La proposta, che arriva da uno dei deputati della Commissione Cultura di Montecitorio, prevede anche sanzioni abbastanza pesanti, ovvero la sospensione dall’insegnamento “per almeno 1-3 mesi.

“La propaganda politica non può trovare tutela nel principio della libertà dell’insegnamento enunciato dall’Articolo 33 della Costituzione. Un conto infatti è tutelare la libertà di espressione del docente, un’altra è quella di consentire che nella scuola si continui a fare impunemente propaganda politica. Soprattutto in Emilia Romagna tra i professori della Cgil”, questo il punto di vista di Garagnani.
Domenico Pantaleo, il segretario generale della Flc-Cgil chiamata in causa, ha così replicato: “Esternazione delirante. Abbia rispetto per gli insegnanti tutti e per la loro funzione. Si ricordi Garagnani che gli insegnanti tutti non inculcano, ma educano secondo i principi della nostra Costituzione”.

In effetti, sembrano davvero finiti i tempi dei corridoi affrescati con i Che Guevara e dei professori che “esibivano” orgogliosamente Il Manifesto. Dopo le riforme degli Anni ’90, nelle scuole di oggi pochi ancora leggono e quasi più nessuno ricorda come si faccia un disegno.

Dovrebbe essere anche ovvio che tutti (studenti, “bidelli” insegnanti e burocrati) siano “rassegnatamente coesi”, dopo un quindicennio di tagli rilevantissimi, vistosi incrementi di attività e continui cambiamenti normativi, accompagnati da continue delegittimazioni di una categoria di lavoratori pubblici che, nonostante tutto, è tra le poche di cui la popolazione non è scontenta.
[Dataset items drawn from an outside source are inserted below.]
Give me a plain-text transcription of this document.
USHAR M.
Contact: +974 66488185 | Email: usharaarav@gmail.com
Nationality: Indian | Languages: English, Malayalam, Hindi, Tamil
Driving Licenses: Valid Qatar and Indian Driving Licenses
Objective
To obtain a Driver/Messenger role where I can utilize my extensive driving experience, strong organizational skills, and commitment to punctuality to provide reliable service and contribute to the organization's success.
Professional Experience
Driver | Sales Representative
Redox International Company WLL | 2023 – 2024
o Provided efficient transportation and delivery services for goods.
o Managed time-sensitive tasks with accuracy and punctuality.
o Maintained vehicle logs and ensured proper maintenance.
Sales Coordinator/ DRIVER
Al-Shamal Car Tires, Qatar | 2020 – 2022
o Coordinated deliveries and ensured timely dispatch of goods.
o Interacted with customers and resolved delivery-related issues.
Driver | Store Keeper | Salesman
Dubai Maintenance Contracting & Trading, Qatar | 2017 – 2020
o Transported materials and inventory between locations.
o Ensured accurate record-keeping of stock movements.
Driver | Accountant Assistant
A prescindere da come vada a finire, sarà interessante scoprire in qual modo la Commissione Cultura di Montecitorio riuscirà a trovare una definizione per “atto di propaganda politica o ideologica”.

Fermo restante che in ogni ufficio pubblico sono già vietati i simboli di partito e più in generale la propaganda, immaginate voi una scuola senza i temi (o saggi brevi) di attualità, o senza scrittori come D’Annunzio e Carducci (di destra), Collodi e Calvino (di sinistra), Cecco Angiolieri, Boccaccio e Dante (anticlericali) od, addirittura, Manzoni e Alfieri (filomonarchici)? Oppure una scuola “attenta ai valori della famiglia”, cioè senza Petronio ed Apuleio, senza il Macbeth, l’Edipo Re e l’Antigone, senza Garcia Lorca o Rimbaud?

La storia stessa della cultura, del sapere umano, è la storia del pensiero divergente, mentre la conoscenza è la sostanza stessa del nostro percorso esistenziale e la curiosità è null’altro che un’affermazione di libertà: non c’è censura o normalizzazione che tenga.